Et nous, psychanalystes, découvrons qu’une certaine conception de l’intelligence est devenue l’adversaire de l’inconscient. Inconscient dont cette intelligence manque cruellement pour ne pas être rattrapée par les capacités d’apprentissage, de créativité et de correction des erreurs de l’intelligence artificielle.
Aussi la critique ne porte pas sur la notion de progrès technique mais sur la croyance que ce progrès est civilisateur, idée chère aux tenants des colonisations.
Nous aurions pu être alertés quand en 1981, Lorma Wing définissait le syndrome d’Asperger d’après les travaux de Hans Asperger qui dataient de 1943/44. L’autisme, enfin débarrassé de son accointance inappropriée avec la débilité, trouva ses lettres de noblesse. Qu’importe que Hans Asperger fût un nazi zélé appliquant avec conviction le programme T4 d’élimination des malades mentaux. Qu’importe que Sigmund Freud fût un médecin juif viennois adepte des lumières françaises, allemandes (Aufklärung) et juives (Haskala) dans une recherche constante des conditions de l’émancipation entre dialectique du désir, place de l’étranger, de l’inconnu en soi et relation à l’environnement. L’intelligence, les capacités cognitives deviennent le nerf de la guerre qui vise l’éviction de la psychanalyse comme pratique adéquate dans l’approche des maladies mentales. L’appareil psychique devient une boîte noire à entrées multiples et une machine à trier les informations.
En 1930 Freud perçoit et théorise ce « malaise dans la culture » dans un ouvrage de référence de ses écrits anthropologiques. En réponse à Romain Rolland et à son « sentiment océanique » que Freud trouve trop empreint de religiosité, il défend à partir de son hypothèse de refoulement organique une spéculation sur l’origine sociale de l’appétence de l’humain pour la culture, pour faire civilisation.
La femme marche, elle pense.
L’homme marche, il pense.
Ils se sont extraits de la terre. La pensée ne peut faire sans l’autre, ne peut faire sans le renoncement pulsionnel, la tentation de la régression et l’angoisse que cela suscite. La vue a remplacé l’olfaction, alors viennent les désirs d’aller vers l’horizon, d’ouvrir les espaces, de reproduire ce que l’œil voit. Mais pour Freud, la culture n’est pas que connaissances, elle est ce qui structure la psyché, l’inconscient sexuel de chacun au sein de son environnement. Nous autres sommes l’autre de l’autre. Le malaise est que jamais l’esprit ne se clôt : il est bancal.

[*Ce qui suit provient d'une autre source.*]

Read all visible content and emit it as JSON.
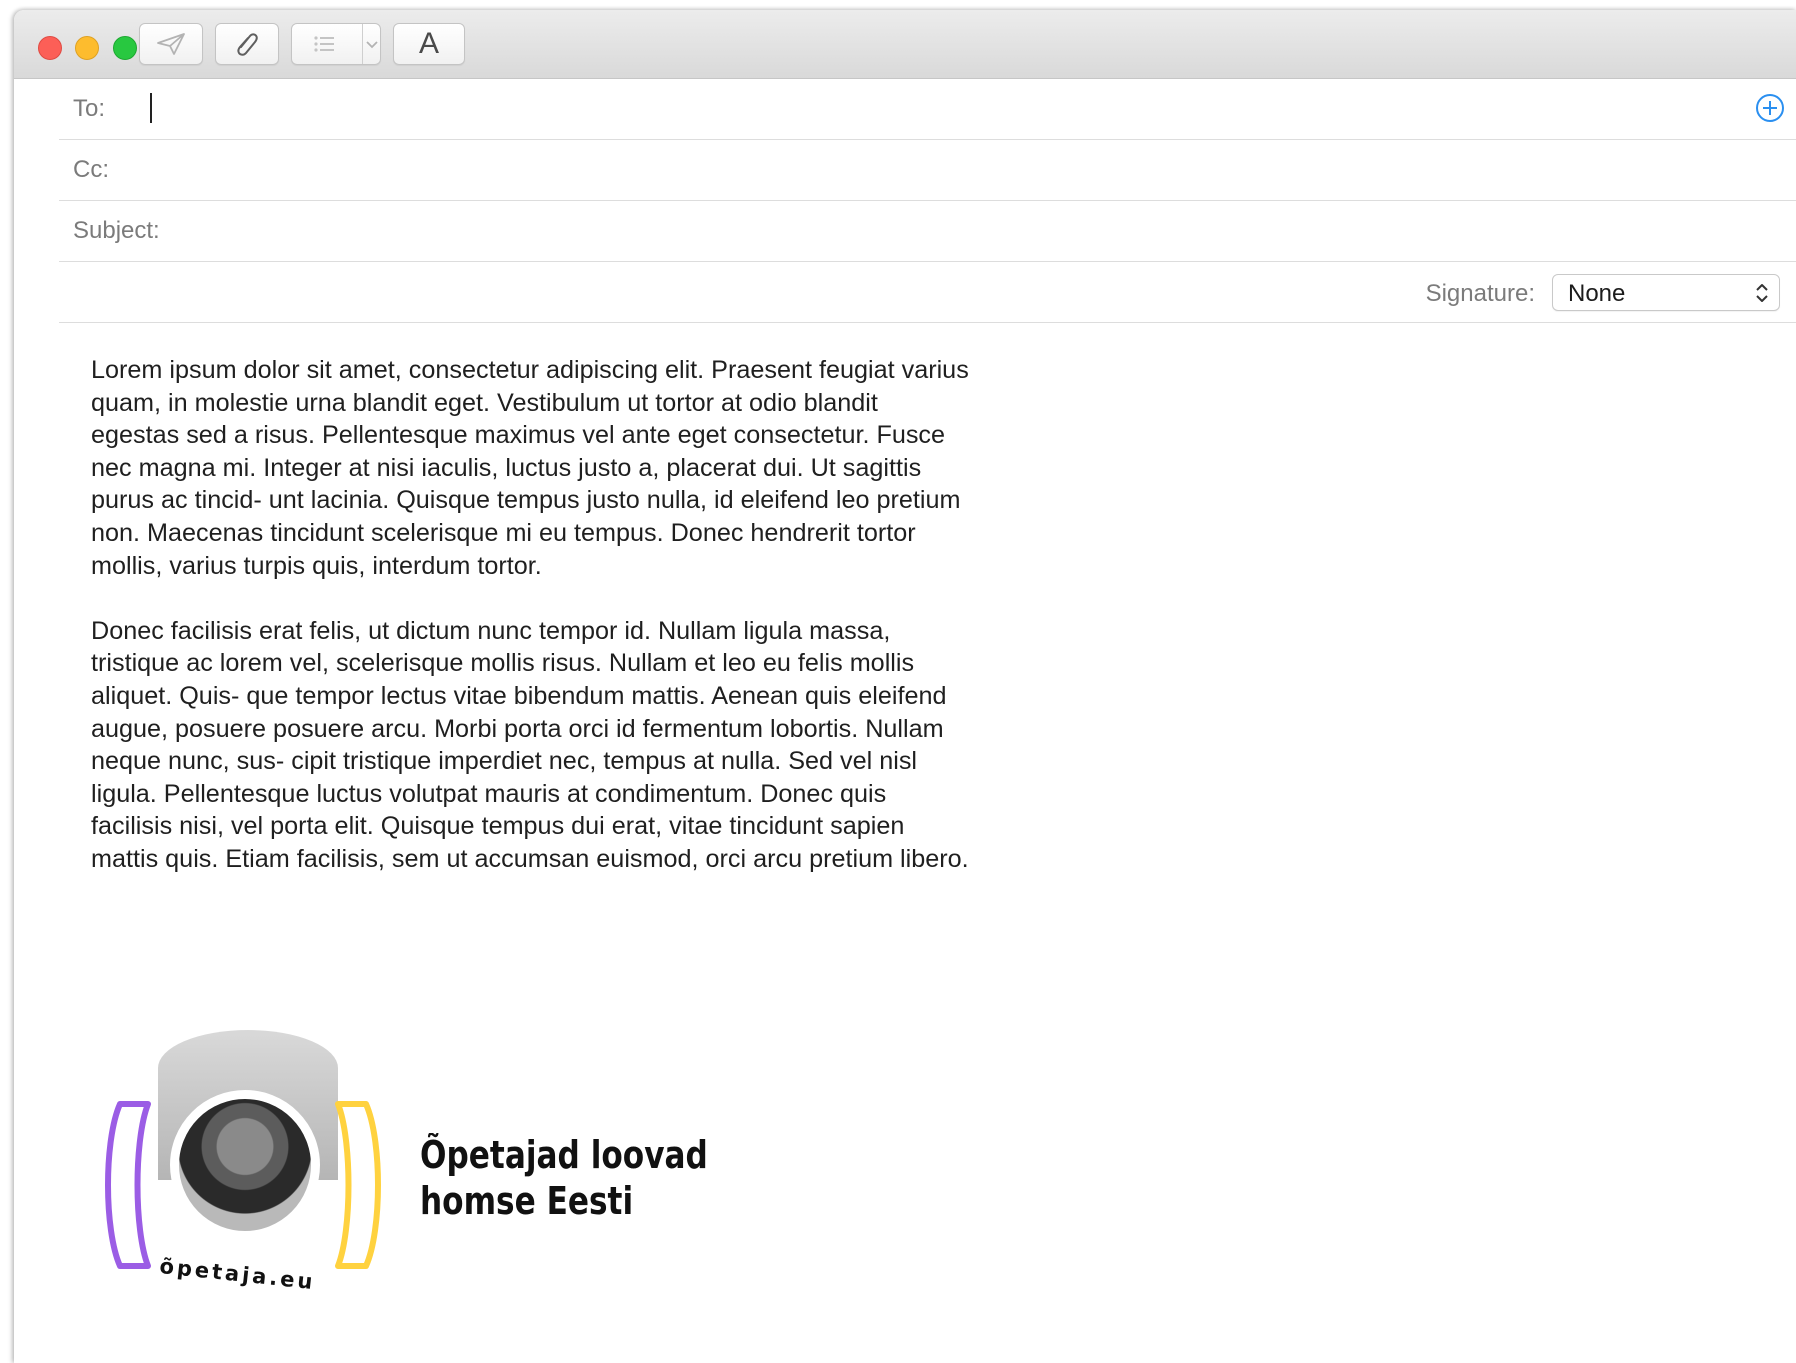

Or, ce à quoi nous avons assisté, ce dont la référence au nom d’Asperger est l’indice le plus saillant, c’est la substitution de la culture en tant que socle des civilisations par une conception de l’intelligence. Néanmoins, opposer la pensée à l’intelligence s’avère insuffisant pour résister aux forces économiques que génère le concept d’intelligences comme critère du fonctionnement psychique. L’évaluation fait preuve, la capacité à s’adapter fait pronostic et induit le traitement. Classer c’est penser.
Mais là où une pensée errante s’immisce dans les interstices comme autant de lieux de créativités psychiques, l’intelligence comble, par des complexités logiques, les espaces dans un réseau suffisamment dense d’axes et d’items diagnostics. Ce qui permet de faire du plus grand nombre de comportements un élément pathologique.

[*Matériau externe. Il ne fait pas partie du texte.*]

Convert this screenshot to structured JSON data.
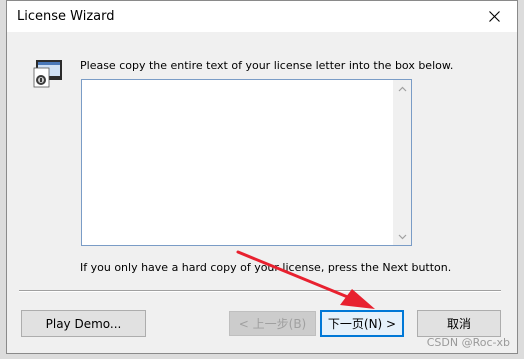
{
  "window": {
    "title": "License Wizard"
  },
  "instruction": "Please copy the entire text of your license letter into the box below.",
  "license_box": {
    "value": ""
  },
  "hard_copy_note": "If you only have a hard copy of your license, press the Next button.",
  "buttons": {
    "play_demo": "Play Demo...",
    "back": "< 上一步(B)",
    "next": "下一页(N) >",
    "cancel": "取消"
  },
  "watermark": "CSDN @Roc-xb",
  "colors": {
    "accent": "#0078d7",
    "annotation_arrow": "#e8212f"
  }
}
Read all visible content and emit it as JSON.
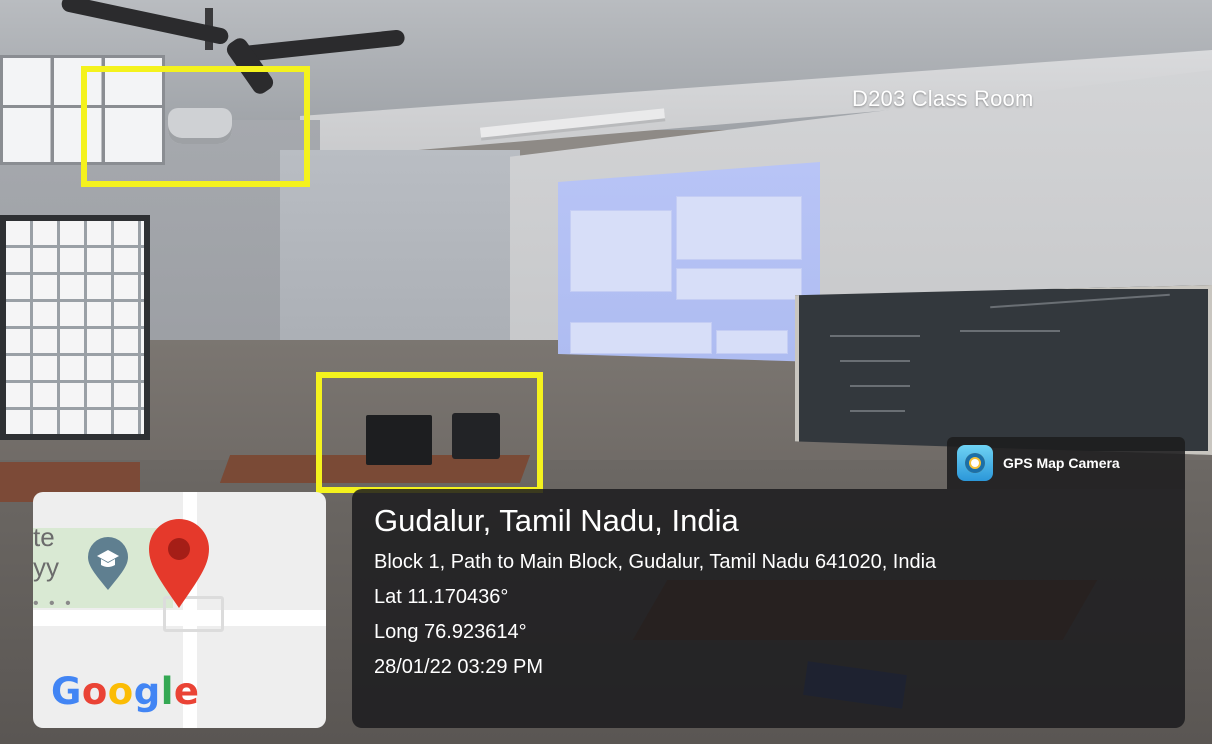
{
  "photo": {
    "room_label": "D203 Class Room"
  },
  "badge": {
    "app_name": "GPS Map Camera",
    "app_icon": "gps-map-camera-icon"
  },
  "map": {
    "fragment": "te\nyy",
    "dots": "• • •",
    "education_icon": "education-pin-icon",
    "location_icon": "location-pin-icon",
    "logo": [
      "G",
      "o",
      "o",
      "g",
      "l",
      "e"
    ]
  },
  "location": {
    "title": "Gudalur, Tamil Nadu, India",
    "address": "Block 1, Path to Main Block, Gudalur, Tamil Nadu 641020, India",
    "lat": "Lat 11.170436°",
    "long": "Long 76.923614°",
    "datetime": "28/01/22 03:29 PM"
  },
  "colors": {
    "highlight": "#f4f21d",
    "overlay": "#1c1c1e",
    "pin": "#e5392b"
  }
}
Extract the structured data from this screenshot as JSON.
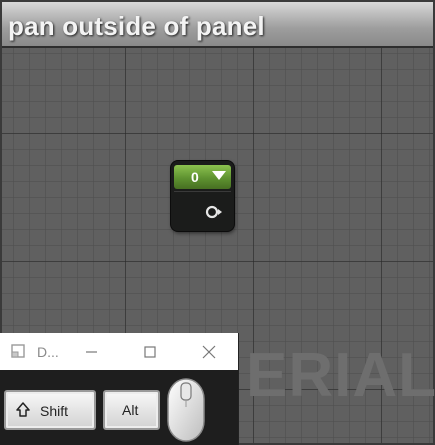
{
  "panel": {
    "title": "pan outside of panel",
    "watermark": "ERIAL"
  },
  "node": {
    "value": "0",
    "dropdown_icon": "triangle-down-icon",
    "output_pin_icon": "exec-pin-icon",
    "header_color": "#6aa23a"
  },
  "key_overlay_window": {
    "title": "D...",
    "app_icon": "app-window-icon",
    "minimize_icon": "minimize-icon",
    "maximize_icon": "maximize-icon",
    "close_icon": "close-icon",
    "keys": {
      "shift_label": "Shift",
      "alt_label": "Alt"
    },
    "mouse_icon": "mouse-icon"
  }
}
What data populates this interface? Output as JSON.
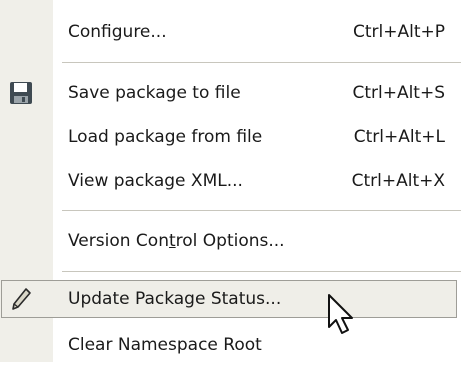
{
  "menu": {
    "configure": {
      "label": "Configure...",
      "shortcut": "Ctrl+Alt+P"
    },
    "save_package": {
      "label": "Save package to file",
      "shortcut": "Ctrl+Alt+S",
      "icon": "floppy-disk-icon"
    },
    "load_package": {
      "label": "Load package from file",
      "shortcut": "Ctrl+Alt+L"
    },
    "view_xml": {
      "label": "View package XML...",
      "shortcut": "Ctrl+Alt+X"
    },
    "version_control": {
      "label_before": "Version Con",
      "label_underlined": "t",
      "label_after": "rol Options..."
    },
    "update_status": {
      "label": "Update Package Status...",
      "icon": "pencil-icon"
    },
    "clear_namespace": {
      "label": "Clear Namespace Root"
    }
  },
  "colors": {
    "gutter": "#f0efe9",
    "highlight_fill": "#efeee8",
    "highlight_border": "#9e9d97",
    "separator": "#c8c6bd"
  }
}
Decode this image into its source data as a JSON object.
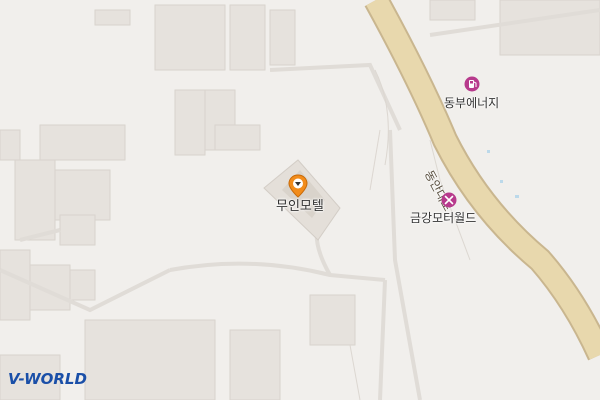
{
  "map": {
    "road_label": "동안대로",
    "places": [
      {
        "name": "무인모텔",
        "icon": "location-pin-icon",
        "color": "#f28c1b"
      },
      {
        "name": "동부에너지",
        "icon": "fuel-station-icon",
        "color": "#b73a8c"
      },
      {
        "name": "금강모터월드",
        "icon": "car-repair-icon",
        "color": "#b73a8c"
      }
    ],
    "logo": "V-WORLD"
  }
}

Bien sûr, dans une optique de care, de bienveillance, de résilience, il est possible d’offrir, de mettre à disposition un environnement favorable à l’adaptation. Mais pour s’adapter il faut aussi s’assujettir : condition de l’intégration, de l’assimilation, par le corps social.

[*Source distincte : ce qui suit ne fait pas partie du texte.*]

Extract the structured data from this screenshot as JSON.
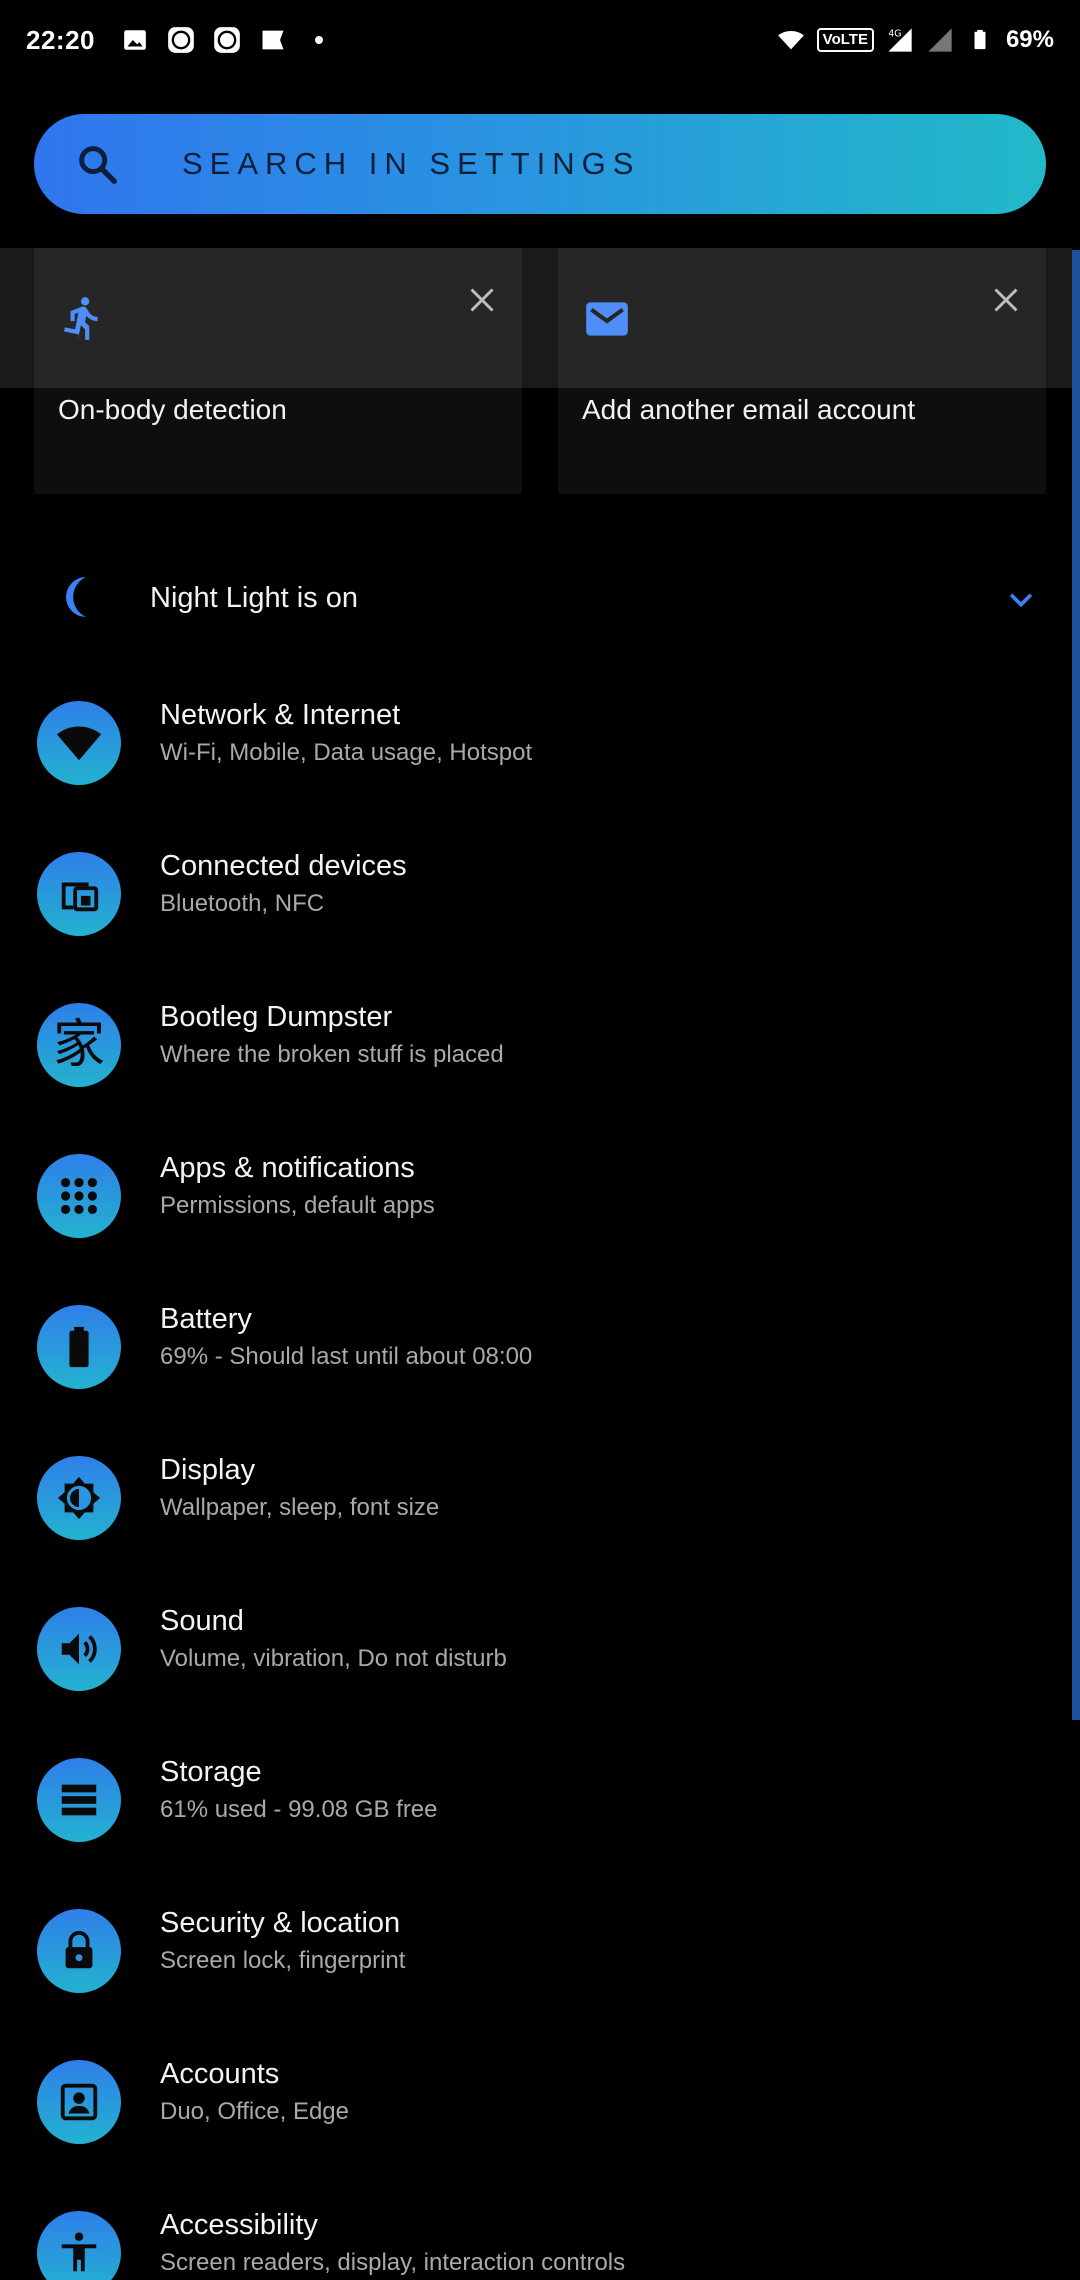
{
  "status_bar": {
    "time": "22:20",
    "left_icons": [
      "image-icon",
      "app-badge-icon",
      "app-badge-icon",
      "flag-icon",
      "dot-icon"
    ],
    "volte": "VoLTE",
    "network": "4G",
    "battery": "69%"
  },
  "search": {
    "placeholder": "SEARCH IN SETTINGS",
    "icon": "search-icon"
  },
  "suggestions": [
    {
      "title": "On-body detection",
      "icon": "walking-person-icon"
    },
    {
      "title": "Add another email account",
      "icon": "email-icon"
    }
  ],
  "night_light": {
    "label": "Night Light is on",
    "icon": "moon-icon"
  },
  "settings": [
    {
      "title": "Network & Internet",
      "subtitle": "Wi-Fi, Mobile, Data usage, Hotspot",
      "icon": "wifi-icon"
    },
    {
      "title": "Connected devices",
      "subtitle": "Bluetooth, NFC",
      "icon": "devices-icon"
    },
    {
      "title": "Bootleg Dumpster",
      "subtitle": "Where the broken stuff is placed",
      "icon": "chinese-char-icon",
      "glyph": "家"
    },
    {
      "title": "Apps & notifications",
      "subtitle": "Permissions, default apps",
      "icon": "apps-grid-icon"
    },
    {
      "title": "Battery",
      "subtitle": "69% - Should last until about 08:00",
      "icon": "battery-icon"
    },
    {
      "title": "Display",
      "subtitle": "Wallpaper, sleep, font size",
      "icon": "brightness-icon"
    },
    {
      "title": "Sound",
      "subtitle": "Volume, vibration, Do not disturb",
      "icon": "volume-icon"
    },
    {
      "title": "Storage",
      "subtitle": "61% used - 99.08 GB free",
      "icon": "storage-icon"
    },
    {
      "title": "Security & location",
      "subtitle": "Screen lock, fingerprint",
      "icon": "lock-icon"
    },
    {
      "title": "Accounts",
      "subtitle": "Duo, Office, Edge",
      "icon": "account-icon"
    },
    {
      "title": "Accessibility",
      "subtitle": "Screen readers, display, interaction controls",
      "icon": "accessibility-icon"
    }
  ],
  "colors": {
    "accent": "#2f76ee",
    "accent_end": "#22b9c9",
    "background": "#000000"
  }
}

L’intelligence comme symptôme n’est pas à un paradoxe près, et c’est ainsi qu’« être Asperger », c’est-à-dire être atteint du syndrome du même nom, est devenu un sésame, une qualité chez les tenants de l’IA, signe d’une intelligence qui va au bout, si tant est qu’une limite existe, de la logique qui l’anime. Une logique qui ne peut pas perdre parce qu’elle n’autorise qu’elle-même dans son champ d’application, qu’elle n’est marquée par aucun manque et qu’elle ne s’absente jamais d’elle-même. Ainsi s’instaure une croyance qu’il existe une porosité entre cette intelligence décorporéisée, désexualisée (du moins le fait-elle croire) et la machine. Une croyance qui brouille les frontières entre concepteur de la machine et prolongation de la machine, entre humain et humanoïde.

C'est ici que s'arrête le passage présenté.